The head of the United States National Transport Safety Board, Jennifer Homendy has warned that electric vehicles are becoming too bulky and may pose a greater risk of death and severe injury when they collide with lighter vehicles.
Buttressing her point during the Wednesday 11 January 2023 speech to the Transportation Research Board in Washington, Homendy made a case with the electric GMC Hummer which weighs about 9,000 pounds (4,000 kilograms)—about 3,000 pounds heavier than the gasoline alternative.
The battery pack of the electric GMC Hummer alone weighs 2,900 pounds (1,300 kilograms) which is roughly the weight of a typical Honda Civic. Also, the Ford F-150 Lightning EV is about 2,000 to 3,000 pounds heavier than the gasoline version. Likewise, the Volvo XC40 EV and the Mustang Mach E electric SUV are about 33% heavier than their gasoline alternative.
“I’m worried about the heightening risk of death and severe injury for all road users from weightier vehicles due to increasing performance, power, and size of vehicles on U.S. roads, including electric vehicles,” Homendy said. “We have to be cautious to avoid creating unintended consequences: more deaths on our roads.”
The bulk of electric vehicle weight comes from the oversize battery mass. To achieve 300 or more miles of range on a single charge from an EV, the battery has to weigh thousands of pounds.
New battery technologies are cropping up that allows more energy to be packed into smaller mass. However, at the moment there is a mismatch between the weight of electric vehicles and internal combustion engine vehicles.
When approached by Reuters to comment on the matter, GM said, “safety is at the center of everything we do. All GM vehicles are engineered to meet or exceed all applicable motor vehicle safety standards”.
President Biden’s policies have led to a surge in EV uptake
Electric vehicle adoption has almost tripled since the start of President Biden’s administration. EV makers have been pushing the boundary on the range to outcompete each other and to quell range anxiety which has been a barrier to EV adoption. However, that has come at the price of heavier EVs.
The Environmental Protection Agency (EPA) said on December 2022 that the weight and horsepower of new vehicles reached a new milestone in 2021 with the average weight of vehicles reaching 4,289 pounds. This was partly due to the rising sale of trucks and SUVs. The 2022 record is expected to surpass that of 2021.
Homendy’s comment is coming on the heels of rising traffic deaths in the United States since the start of the Covid-19 pandemic and increasing average vehicle weight. No fewer than 42,915 persons lost their lives to traffic accidents in the U.S. in 2021, a rise of 10.5% and the highest number of road deaths since 2005.
The first 9 months of 2022 witnessed fewer traffic deaths compared to 2021. However, the number was still significantly high. Homendy commended Biden’s plan to phase out carbon emission vehicles to tackle the climate crisis. Nevertheless, she was still concerned about the proliferation of EVs on roads and highways.
“Safety, especially as it applies to new transportation policies and technologies cannot be overlooked,” Homendy said.
The impact of vehicle size on road safety
Ann Carlson, the acting Administrator of the National Highway Traffic Safety Administration (NHTSA) said on Monday, January 9, 2022 that the agency was studying how vehicle size impacts roadway safety. Just like Homendy, Carlson said the agency was “very concerned” about the “level at which heavier vehicles contributed to greater death rates”.
Carlson pointed out that many drivers agree with the school of thought that says “bigger is safer”. However, she noted that the mantra did not take other factors into consideration.
“Bigger is safer if you don’t look at the surrounding communities and you don’t consider other smaller vehicles using the road,” Carlson said. “It is a complex interaction that should not be simplified.”
Why EV drivers are more prone to serious accidents
It is not only regulatory agencies that are concerned about the increasing weight of electric vehicles. Michael Brooks, the executive director of the Center for Auto Safety, a nonprofit, also expressed his concerns.
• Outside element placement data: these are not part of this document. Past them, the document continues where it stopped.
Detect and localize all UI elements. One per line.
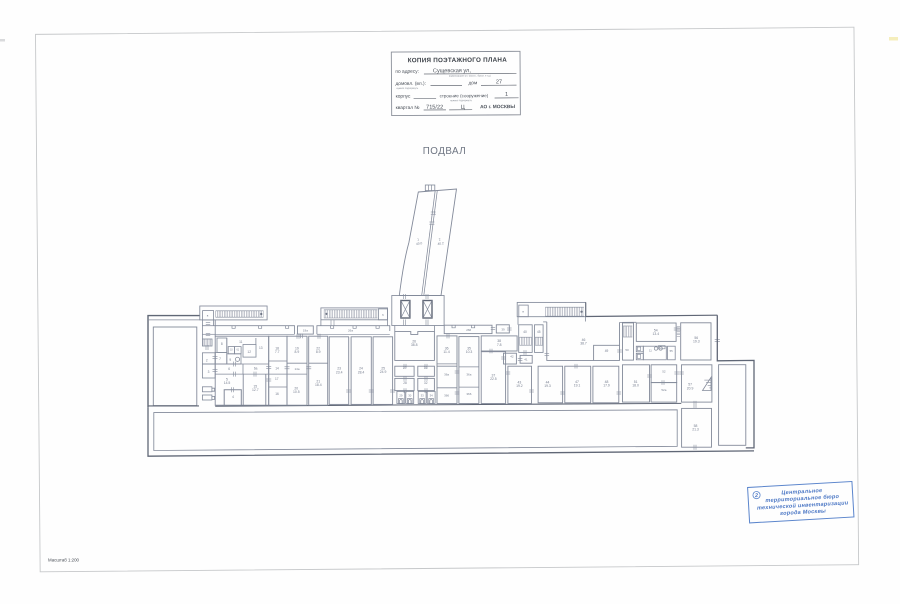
svg-text:40.0: 40.0	[416, 241, 423, 246]
svg-text:49: 49	[605, 349, 609, 353]
svg-text:строение (сооружение): строение (сооружение)	[440, 93, 489, 98]
svg-text:21.3: 21.3	[692, 428, 699, 432]
svg-text:28: 28	[403, 381, 407, 385]
svg-text:11: 11	[239, 340, 243, 344]
svg-text:45: 45	[537, 330, 541, 334]
svg-text:7: 7	[219, 357, 221, 361]
svg-text:17: 17	[275, 377, 279, 381]
svg-text:14.5: 14.5	[224, 381, 231, 385]
svg-text:АО г. МОСКВЫ: АО г. МОСКВЫ	[480, 104, 515, 110]
svg-text:17.9: 17.9	[603, 384, 610, 388]
svg-text:10.5: 10.5	[293, 390, 300, 394]
svg-text:3: 3	[208, 370, 210, 374]
svg-text:9: 9	[229, 358, 231, 362]
svg-text:8.9: 8.9	[295, 350, 300, 354]
svg-text:2: 2	[754, 493, 758, 499]
svg-text:33: 33	[421, 394, 425, 398]
svg-text:КОПИЯ ПОЭТАЖНОГО ПЛАНА: КОПИЯ ПОЭТАЖНОГО ПЛАНА	[408, 57, 508, 65]
svg-text:32: 32	[424, 381, 428, 385]
svg-text:10.3: 10.3	[466, 350, 473, 354]
svg-text:нужное подчеркнуть: нужное подчеркнуть	[450, 100, 472, 102]
svg-text:28.4: 28.4	[358, 370, 365, 374]
svg-text:52: 52	[662, 370, 666, 374]
svg-text:36а: 36а	[444, 373, 449, 377]
svg-text:наименование ул. (просп., буль: наименование ул. (просп., бульв. и т.д.)	[449, 75, 491, 77]
svg-text:1: 1	[505, 92, 508, 98]
svg-text:39: 39	[501, 327, 505, 331]
svg-text:42: 42	[510, 354, 514, 358]
svg-text:38.7: 38.7	[580, 342, 587, 346]
svg-text:13: 13	[259, 346, 263, 350]
svg-text:4: 4	[232, 395, 234, 399]
svg-text:корпус: корпус	[396, 95, 411, 100]
svg-text:38.8: 38.8	[411, 343, 418, 347]
svg-text:12: 12	[247, 350, 251, 354]
svg-text:квартал №: квартал №	[396, 105, 420, 111]
svg-text:в: в	[522, 309, 524, 313]
svg-text:6а: 6а	[254, 366, 258, 370]
svg-text:6: 6	[228, 367, 230, 371]
svg-text:дом: дом	[468, 81, 477, 86]
svg-text:366: 366	[444, 394, 449, 398]
svg-text:б: б	[382, 313, 384, 317]
svg-text:18.0: 18.0	[632, 384, 639, 388]
svg-text:домовл. (вл.):: домовл. (вл.):	[395, 81, 425, 87]
svg-text:12.7: 12.7	[252, 388, 259, 392]
svg-text:14: 14	[275, 366, 279, 370]
svg-text:36а: 36а	[466, 373, 471, 377]
svg-text:нужное подчеркнуть: нужное подчеркнуть	[397, 88, 419, 90]
svg-text:40.2: 40.2	[437, 241, 444, 246]
svg-text:19.3: 19.3	[693, 340, 700, 344]
svg-text:10: 10	[230, 348, 233, 351]
svg-text:19а: 19а	[303, 328, 308, 332]
svg-text:8: 8	[221, 342, 223, 346]
svg-text:34: 34	[430, 394, 434, 398]
svg-text:52а: 52а	[661, 388, 666, 392]
svg-text:7.7: 7.7	[275, 350, 280, 354]
svg-text:11: 11	[649, 348, 652, 352]
svg-text:27: 27	[496, 79, 502, 85]
svg-text:по адресу:: по адресу:	[395, 70, 419, 75]
svg-text:61: 61	[236, 349, 239, 352]
svg-text:40: 40	[523, 330, 527, 334]
svg-text:41: 41	[524, 358, 528, 362]
svg-text:24.9: 24.9	[380, 370, 387, 374]
svg-text:20.9: 20.9	[687, 386, 694, 390]
svg-text:19.3: 19.3	[544, 384, 551, 388]
svg-text:29: 29	[399, 394, 403, 398]
svg-text:7.8: 7.8	[497, 343, 502, 347]
svg-text:11.4: 11.4	[443, 350, 449, 354]
svg-text:ПОДВАЛ: ПОДВАЛ	[423, 146, 466, 157]
svg-text:366: 366	[466, 392, 471, 396]
svg-text:50: 50	[625, 348, 629, 352]
svg-text:города Москвы: города Москвы	[780, 508, 826, 517]
svg-text:19.2: 19.2	[516, 384, 523, 388]
svg-text:в: в	[207, 314, 209, 318]
svg-text:266: 266	[466, 328, 471, 332]
svg-text:55: 55	[670, 349, 674, 353]
svg-text:18.4: 18.4	[315, 383, 322, 387]
svg-text:16: 16	[275, 392, 279, 396]
svg-text:14а: 14а	[294, 367, 299, 371]
svg-text:30: 30	[408, 394, 412, 398]
svg-text:23.4: 23.4	[336, 370, 343, 374]
svg-text:22.5: 22.5	[490, 377, 497, 381]
svg-text:26а: 26а	[348, 329, 353, 333]
svg-text:19.1: 19.1	[574, 384, 581, 388]
svg-text:8.9: 8.9	[316, 350, 321, 354]
svg-text:13.4: 13.4	[652, 332, 659, 336]
svg-text:2: 2	[206, 358, 208, 362]
svg-text:Масштаб 1:200: Масштаб 1:200	[48, 558, 80, 563]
Speaking from a safety perspective, Brooks said setting up charging networks for longer-range EVs may be a mistake.
“EVs with bigger and heavier batteries are going to cause more damage. It is a simple matter of mass and speed,” he said.
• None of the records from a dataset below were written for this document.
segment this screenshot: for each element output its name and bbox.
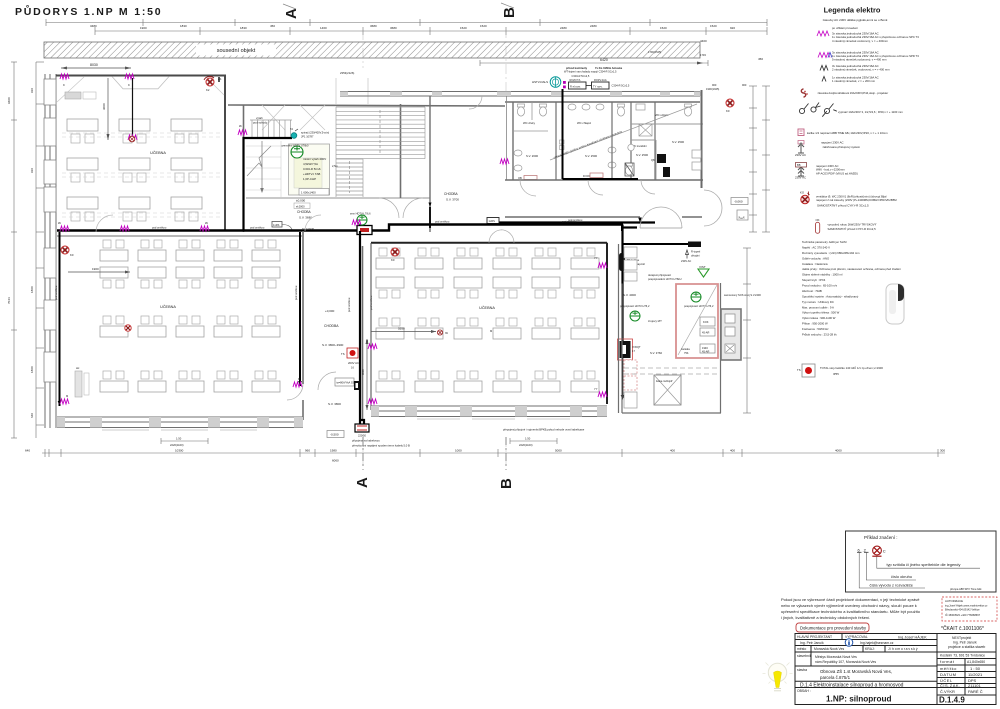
svg-text:sousední objekt: sousední objekt: [217, 48, 256, 54]
svg-text:960: 960: [305, 449, 310, 453]
svg-text:1520: 1520: [460, 26, 467, 30]
svg-text:pod omítkou: pod omítkou: [152, 226, 167, 230]
svg-text:Výkon tělesa : 900-1100 W: Výkon tělesa : 900-1100 W: [802, 316, 836, 320]
svg-text:75b: 75b: [684, 351, 689, 355]
svg-text:1 násobný rámeček, v = + 200 m: 1 násobný rámeček, v = + 200 mm: [832, 79, 876, 83]
svg-text:UČEBNA: UČEBNA: [160, 304, 176, 309]
svg-text:BB: BB: [797, 163, 801, 167]
svg-text:1830: 1830: [240, 26, 247, 30]
svg-text:1900: 1900: [140, 26, 147, 30]
svg-text:211101: 211101: [968, 683, 982, 688]
svg-text:WC chlapci: WC chlapci: [577, 121, 592, 125]
svg-text:okrajové připojovací: okrajové připojovací: [648, 273, 671, 277]
svg-text:Pokud jsou ve výkresové části: Pokud jsou ve výkresové části projektové…: [781, 597, 920, 602]
svg-text:Dokumentace pro provedení sta: Dokumentace pro provedení stavby: [800, 626, 867, 631]
svg-text:ROZV.2AA: ROZV.2AA: [594, 78, 607, 82]
svg-text:A1,840x650: A1,840x650: [967, 660, 985, 664]
svg-text:Technické parametry JetDryer S: Technické parametry JetDryer SLIM: [802, 240, 847, 244]
svg-text:CHODBA: CHODBA: [297, 210, 312, 214]
svg-text:1460: 1460: [320, 26, 327, 30]
svg-text:pod schody: pod schody: [253, 121, 268, 125]
svg-text:R el.rozv.: R el.rozv.: [570, 84, 581, 88]
svg-text:1xRS: 1xRS: [273, 223, 280, 227]
svg-text:+HDTV-I TAB: +HDTV-I TAB: [303, 172, 320, 176]
svg-text:stavebník: stavebník: [797, 654, 812, 658]
svg-text:VIST: VIST: [699, 265, 706, 269]
svg-text:5550: 5550: [398, 327, 405, 331]
svg-text:Ing. Petr Januík: Ing. Petr Januík: [953, 641, 977, 645]
svg-text:Příklad značení :: Příklad značení :: [864, 535, 898, 540]
svg-text:výtah: výtah: [256, 116, 263, 120]
svg-text:1000: 1000: [455, 449, 462, 453]
svg-text:K0: K0: [726, 109, 730, 113]
svg-text:910: 910: [30, 168, 34, 173]
svg-text:45-AR: 45-AR: [702, 350, 709, 354]
svg-text:4400: 4400: [700, 39, 707, 43]
svg-text:parcela č.875/1: parcela č.875/1: [820, 675, 851, 680]
svg-text:zásuvka dvojitá sklolková 16A: zásuvka dvojitá sklolková 16A/230V,IP44,…: [818, 91, 889, 95]
svg-text:Městys Moravská Nová Ves: Městys Moravská Nová Ves: [815, 655, 857, 659]
svg-text:450: 450: [758, 57, 763, 61]
svg-text:220/50: 220/50: [358, 434, 366, 438]
svg-text:Objem sběrné nádržky : 1000 ml: Objem sběrné nádržky : 1000 ml: [802, 273, 843, 277]
svg-text:910: 910: [30, 88, 34, 93]
svg-text:Výkon topného tělesa : 500 W: Výkon topného tělesa : 500 W: [802, 311, 840, 315]
svg-text:S.V. 3800~3900: S.V. 3800~3900: [322, 343, 344, 347]
svg-text:1.NP: silnoproud: 1.NP: silnoproud: [826, 695, 892, 704]
svg-text:6060: 6060: [332, 459, 339, 463]
svg-text:DATUM: DATUM: [940, 672, 956, 677]
svg-text:4 násobný rámeček vodorovný, v: 4 násobný rámeček vodorovný, v = + 400mm: [832, 39, 889, 43]
svg-text:920: 920: [730, 26, 735, 30]
svg-text:7x 2m 1960m Antuska: 7x 2m 1960m Antuska: [595, 66, 623, 70]
svg-text:nebo ve výkazech výměr výjimeč: nebo ve výkazech výměr výjimečně uvedeny…: [781, 603, 917, 608]
svg-text:projekce a statika staveb: projekce a statika staveb: [948, 645, 985, 649]
svg-text:Dn 100/36: Dn 100/36: [302, 227, 315, 231]
svg-text:napojení č.ísk zásuvky (230V ): napojení č.ísk zásuvky (230V )P+1400MM,K…: [816, 198, 897, 202]
svg-text:Moravská Nová Ves: Moravská Nová Ves: [814, 647, 844, 651]
svg-text:Q8: Q8: [651, 158, 655, 162]
svg-text:Odběr vzduchu : ANO: Odběr vzduchu : ANO: [802, 256, 830, 260]
svg-text:formát: formát: [940, 659, 955, 664]
svg-text:DI DK: DI DK: [583, 174, 590, 178]
svg-text:Hlučnost : 70dB: Hlučnost : 70dB: [802, 289, 822, 293]
svg-text:přívod kontinuity: přívod kontinuity: [566, 66, 588, 70]
svg-text:el,0000: el,0000: [296, 205, 305, 209]
svg-text:M: M: [366, 339, 368, 343]
svg-text:C304-R 5Cx6: C304-R 5Cx6: [303, 167, 321, 171]
svg-text:Ing. Petr Januík: Ing. Petr Januík: [800, 641, 824, 645]
svg-text:TY rozv.: TY rozv.: [593, 84, 603, 88]
svg-text:1520: 1520: [710, 24, 717, 28]
svg-text:Instalace : Nastěnná: Instalace : Nastěnná: [802, 262, 828, 266]
svg-text:1800: 1800: [30, 286, 34, 293]
svg-text:B: B: [501, 7, 518, 18]
svg-text:měřítko: měřítko: [940, 666, 957, 671]
svg-text:Max. provozní odběr : 9 A: Max. provozní odběr : 9 A: [802, 305, 834, 309]
svg-text:TS: TS: [797, 368, 801, 372]
svg-text:230V AC: 230V AC: [795, 153, 806, 157]
svg-text:230V AC: 230V AC: [795, 176, 806, 180]
svg-text:poepojovací HO7V-U76,2: poepojovací HO7V-U76,2: [684, 304, 714, 308]
svg-text:1700(1545): 1700(1545): [648, 50, 661, 54]
svg-text:nám.Republiky 107, Moravská No: nám.Republiky 107, Moravská Nová Ves: [815, 660, 876, 664]
svg-text:K2: K2: [206, 88, 210, 92]
svg-text:10300: 10300: [175, 449, 184, 453]
svg-text:5-násobný rámeček,vodorovný,: 5-násobný rámeček,vodorovný, v = 400 mm: [832, 58, 887, 62]
svg-text:SAMOSTATNÝ přívod CYKY-R 3Cx1: SAMOSTATNÝ přívod CYKY-R 3Cx1,5: [817, 203, 869, 207]
svg-text:200V AC: 200V AC: [348, 361, 359, 365]
svg-text:pod omítkou: pod omítkou: [435, 220, 450, 224]
svg-text:4,5kW/7,5A: 4,5kW/7,5A: [303, 162, 318, 166]
svg-text:*ČKAIT č.1001106*: *ČKAIT č.1001106*: [941, 625, 984, 632]
svg-text:1xRS: 1xRS: [489, 219, 496, 223]
svg-text:pod omítkou: pod omítkou: [562, 220, 577, 224]
svg-text:Spouštěcí systém : Automatický: Spouštěcí systém : Automatický - střadlo…: [802, 294, 859, 298]
svg-text:Ing.hajek@seznam.cz: Ing.hajek@seznam.cz: [860, 641, 894, 645]
svg-text:230V AC: 230V AC: [681, 259, 691, 263]
svg-text:vysoušeč rukou 2kW/230V TRYSKO: vysoušeč rukou 2kW/230V TRYSKOVÝ: [828, 222, 877, 226]
svg-text:WT-bojení sam.řadady napojí C3: WT-bojení sam.řadady napojí C304-R 5Cx1,…: [564, 70, 617, 74]
svg-text:přepojený přípojné i vyjmenlst: přepojený přípojné i vyjmenlst BPKB,poku…: [503, 428, 585, 432]
svg-text:IP55: IP55: [833, 372, 839, 376]
svg-text:3680: 3680: [390, 26, 397, 30]
svg-text:1 600x1400: 1 600x1400: [301, 191, 316, 195]
svg-text:Napětí : AC 370-240 V: Napětí : AC 370-240 V: [802, 245, 830, 249]
svg-text:A: A: [354, 477, 371, 488]
svg-text:Rozměry vysoušeče : (v/š/t) 68: Rozměry vysoušeče : (v/š/t) 686x295x194 …: [802, 251, 860, 255]
svg-text:PARÉ Č: PARÉ Č: [968, 689, 983, 694]
svg-text:zem HDTV-L7/6,6: zem HDTV-L7/6,6: [350, 212, 371, 216]
svg-text:450: 450: [270, 24, 275, 28]
svg-text:tę=80A/YkA SS: tę=80A/YkA SS: [337, 381, 355, 385]
svg-text:900: 900: [742, 83, 747, 87]
svg-text:1:50: 1:50: [176, 437, 182, 441]
svg-text:připojena na kabelovou: připojena na kabelovou: [352, 439, 380, 443]
svg-text:2220(1100): 2220(1100): [519, 443, 533, 447]
svg-text:i jiných, kvalitativně a techn: i jiných, kvalitativně a technicky obdob…: [781, 615, 870, 620]
svg-text:přerušovaní napájení spodem te: přerušovaní napájení spodem temn kabely …: [352, 444, 410, 448]
svg-text:45-AR: 45-AR: [702, 331, 709, 335]
svg-text:400: 400: [730, 449, 735, 453]
svg-text:KRAJ:: KRAJ:: [865, 647, 875, 651]
svg-text:CHODBA: CHODBA: [444, 192, 459, 196]
svg-text:Jihomoravský: Jihomoravský: [888, 647, 918, 651]
svg-text:2353(2126): 2353(2126): [340, 71, 354, 75]
svg-text:S.V. 2500: S.V. 2500: [672, 140, 684, 144]
svg-text:šatna rodzojdř: šatna rodzojdř: [656, 379, 673, 383]
svg-text:WC učitelé: WC učitelé: [655, 113, 669, 117]
svg-text:upřesnění specifikace technick: upřesnění specifikace technického a kval…: [781, 609, 921, 614]
svg-text:M: M: [298, 377, 300, 381]
svg-text:olivojini: olivojini: [691, 254, 700, 258]
svg-text:TS: TS: [341, 352, 345, 356]
svg-text:2 násobný rámeček, vodorovný,: 2 násobný rámeček, vodorovný, v = + 400 …: [832, 68, 890, 72]
svg-text:300: 300: [940, 449, 945, 453]
svg-text:Stupeň krytí : IPX4: Stupeň krytí : IPX4: [802, 278, 826, 282]
svg-text:samonosný SOS otvoj S.V.2400: samonosný SOS otvoj S.V.2400: [724, 293, 761, 297]
svg-text:3000: 3000: [361, 369, 365, 375]
svg-text:5000: 5000: [555, 449, 562, 453]
svg-text:Průtok vzduchu : 23,5-28 l/s: Průtok vzduchu : 23,5-28 l/s: [802, 333, 837, 337]
svg-text:+0,000: +0,000: [325, 309, 335, 313]
svg-text:SAMOSTATNÝ přívod CYKY-R 3Cx2: SAMOSTATNÝ přívod CYKY-R 3Cx2,5: [828, 227, 877, 231]
svg-text:YY: YY: [594, 387, 598, 391]
svg-text:C: C: [883, 549, 886, 554]
svg-text:typ svítidla či jiného speťteb: typ svítidla či jiného speťtebiče dle le…: [887, 562, 961, 567]
svg-text:C304-R 5Cx2,5: C304-R 5Cx2,5: [612, 84, 630, 88]
svg-text:poepojovací HO7V-U76,2: poepojovací HO7V-U76,2: [620, 304, 650, 308]
svg-text:WC dívky: WC dívky: [523, 121, 536, 125]
svg-text:1520: 1520: [480, 24, 487, 28]
svg-text:Proud vzduchu : 65-100 m/s: Proud vzduchu : 65-100 m/s: [802, 284, 838, 288]
svg-text:S.V. 2600: S.V. 2600: [526, 154, 538, 158]
svg-text:Jakité prvky : Ochrana proti p: Jakité prvky : Ochrana proti plisním, na…: [802, 267, 901, 271]
svg-text:Autieka: Autieka: [681, 347, 690, 351]
svg-text:1:50: 1:50: [525, 437, 531, 441]
svg-text:1 : 50: 1 : 50: [970, 666, 981, 671]
svg-text:S.V. 4000: S.V. 4000: [623, 293, 636, 297]
svg-text:1703: 1703: [700, 53, 706, 57]
svg-text:Kostelní 73, 691 53 Tvrdonice: Kostelní 73, 691 53 Tvrdonice: [940, 654, 985, 658]
svg-text:-0,060: -0,060: [734, 200, 743, 204]
svg-text:JP1 10787: JP1 10787: [301, 135, 314, 139]
svg-text:napojení 230V AC: napojení 230V AC: [821, 141, 844, 145]
svg-text:Ing.Josef HÁJEK: Ing.Josef HÁJEK: [898, 636, 927, 640]
svg-text:K0: K0: [391, 258, 395, 262]
svg-text:4000: 4000: [835, 449, 842, 453]
svg-text:AP-AC03 PDIF (VKUS ad.HAZEl): AP-AC03 PDIF (VKUS ad.HAZEl): [816, 172, 858, 176]
svg-text:NEXTprojekt: NEXTprojekt: [952, 636, 971, 640]
svg-text:OBSAH :: OBSAH :: [797, 689, 811, 693]
svg-text:vypínač 10A/230V 3, 1/2,5/2,6: vypínač 10A/230V 3, 1/2,5/2,6 ; IP20,v =…: [838, 110, 903, 114]
svg-text:R-toperl: R-toperl: [691, 250, 701, 254]
svg-text:1900(1945): 1900(1945): [706, 87, 719, 91]
svg-text:PŮDORYS 1.NP M 1:50: PŮDORYS 1.NP M 1:50: [15, 4, 162, 18]
svg-text:640: 640: [25, 449, 30, 453]
svg-text:6420: 6420: [600, 58, 608, 62]
svg-text:čísla vývodu z rozvaděče: čísla vývodu z rozvaděče: [870, 582, 913, 587]
svg-text:číslo okruhu: číslo okruhu: [891, 574, 912, 579]
svg-text:zabičované-přístupový systém: zabičované-přístupový systém: [823, 145, 861, 149]
svg-text:S.V. 2500: S.V. 2500: [585, 154, 597, 158]
svg-text:1946: 1946: [702, 346, 708, 350]
svg-text:M: M: [66, 394, 68, 398]
svg-text:TA: TA: [290, 127, 293, 131]
svg-text:přenpa A88 SPV Time běk: přenpa A88 SPV Time běk: [950, 587, 982, 591]
svg-text:1520: 1520: [660, 26, 667, 30]
svg-text:Obnova ZŠ 1.st Moravská Nová V: Obnova ZŠ 1.st Moravská Nová Ves,: [820, 669, 892, 674]
svg-text:YY: YY: [594, 256, 598, 260]
svg-text:640: 640: [30, 413, 34, 418]
svg-text:-0,500: -0,500: [330, 433, 339, 437]
svg-text:spínač (230/400V,5-zón): spínač (230/400V,5-zón): [301, 131, 329, 135]
svg-text:KOK: KOK: [703, 320, 709, 324]
svg-text:poepojovadení HO7V-U76kU: poepojovadení HO7V-U76kU: [648, 277, 682, 281]
svg-text:A: A: [283, 8, 300, 19]
svg-text:ROZV.TA: ROZV.TA: [570, 78, 581, 82]
svg-text:město: město: [797, 647, 806, 651]
svg-text:1900: 1900: [92, 267, 99, 271]
svg-text:D.1.4 Elektroinstalace silnopr: D.1.4 Elektroinstalace silnoproud a hrom…: [800, 683, 904, 689]
svg-text:1980: 1980: [330, 449, 337, 453]
svg-text:3480: 3480: [90, 24, 97, 28]
svg-text:400: 400: [670, 449, 675, 453]
svg-text:karlke 1/2 napínací ABB TIME b: karlke 1/2 napínací ABB TIME b8c,10A/230…: [807, 131, 888, 135]
svg-text:ing.Josef Hájek,www.znalmivekt: ing.Josef Hájek,www.znalmivektor.cz: [945, 604, 988, 608]
svg-text:S.V. 3760: S.V. 3760: [650, 351, 662, 355]
svg-text:CHODBA: CHODBA: [324, 324, 339, 328]
svg-text:±0,000: ±0,000: [296, 199, 305, 203]
svg-text:1830: 1830: [180, 24, 187, 28]
svg-text:B: B: [498, 478, 515, 489]
svg-text:pod omítkou: pod omítkou: [250, 226, 265, 230]
svg-text:900: 900: [712, 83, 717, 87]
svg-text:HLAVNÍ PROJEKTANT: HLAVNÍ PROJEKTANT: [797, 635, 832, 639]
svg-text:1800: 1800: [30, 366, 34, 373]
svg-text:2480: 2480: [590, 24, 597, 28]
svg-text:uzemnění HDTV U76k0: uzemnění HDTV U76k0: [281, 144, 309, 148]
svg-text:ČÍS.ZAK.: ČÍS.ZAK.: [940, 683, 961, 688]
svg-text:Příkon : 950-2000 W: Příkon : 950-2000 W: [802, 322, 828, 326]
svg-text:7044: 7044: [7, 297, 11, 304]
svg-text:S.V. 3800: S.V. 3800: [328, 402, 341, 406]
svg-text:po užíkáni provedení: po užíkáni provedení: [832, 26, 858, 30]
svg-text:skr.: skr.: [76, 367, 80, 370]
svg-text:pod omítkou: pod omítkou: [294, 285, 298, 300]
svg-text:D.1.4.9: D.1.4.9: [939, 696, 965, 705]
svg-text:místní výtah 400V: místní výtah 400V: [303, 157, 326, 161]
svg-text:stavba: stavba: [797, 668, 807, 672]
svg-text:Břeclavská 404,69142 Velšice: Břeclavská 404,69142 Velšice: [945, 608, 980, 612]
svg-text:2480: 2480: [560, 26, 567, 30]
svg-text:S.V. 2500: S.V. 2500: [636, 153, 648, 157]
svg-text:1,6P-CHP: 1,6P-CHP: [303, 177, 316, 181]
svg-text:8030: 8030: [90, 63, 98, 67]
svg-text:K0: K0: [70, 253, 74, 257]
svg-text:UČEBNA: UČEBNA: [150, 150, 166, 155]
svg-text:OK: OK: [816, 218, 820, 222]
svg-text:Č.VÝKR: Č.VÝKR: [940, 689, 955, 694]
svg-text:C304-R 5Cx2,5: C304-R 5Cx2,5: [572, 74, 590, 78]
svg-text:S.V. 3700: S.V. 3700: [446, 198, 459, 202]
svg-text:IY/DQT: IY/DQT: [632, 345, 641, 349]
svg-text:11/2021: 11/2021: [968, 672, 983, 677]
svg-text:2220(1100): 2220(1100): [170, 443, 184, 447]
svg-text:9400: 9400: [7, 97, 11, 104]
svg-text:HSTV-DALS: HSTV-DALS: [532, 80, 548, 84]
svg-text:2,5m: 2,5m: [332, 164, 338, 168]
svg-text:zásuvky AC 230V dělkké pgjivák: zásuvky AC 230V dělkké pgjivák,amni se o…: [823, 18, 888, 22]
svg-text:pod omítkou: pod omítkou: [347, 297, 351, 312]
svg-text:Frekvence : 50/60 Hz: Frekvence : 50/60 Hz: [802, 327, 829, 331]
svg-text:UČEBNA: UČEBNA: [479, 305, 495, 310]
svg-text:pod omítkou: pod omítkou: [54, 285, 58, 300]
svg-text:TOTAL stoj./světílko 140 44Č: TOTAL stoj./světílko 140 44Č 1/1 zp.ob'e…: [820, 365, 883, 370]
svg-text:AUTORIZACE: AUTORIZACE: [945, 599, 963, 603]
svg-text:zrojovy IZT: zrojovy IZT: [648, 319, 662, 323]
svg-text:Typ motoru : Uhlíkový DC: Typ motoru : Uhlíkový DC: [802, 300, 834, 304]
svg-text:3680: 3680: [370, 24, 377, 28]
svg-text:Legenda elektro: Legenda elektro: [824, 6, 881, 15]
svg-text:3000: 3000: [102, 103, 106, 110]
svg-text:M: M: [490, 329, 492, 333]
A paper published by the National Bureau of Economic Research in 2011 said that each added 1,000 pounds on a car increases the chance of death by 47% during a crash. Since electric vehicles provide instant torque, they accelerate faster than ICE-powered vehicles, and “drivers are not enlightened to handle that type of acceleration,” Brooks said.
Brooks also highlighted that newer electric SUVs are tall with limited visibility. This makes it harder for the driver to have a clear view of pedestrians and other smaller vehicles on the road. Since EVs and ICEs behave slightly differently, it will take a while for drivers to make the switch to master the difference. That transition window is what will likely lead to more crashes and deaths.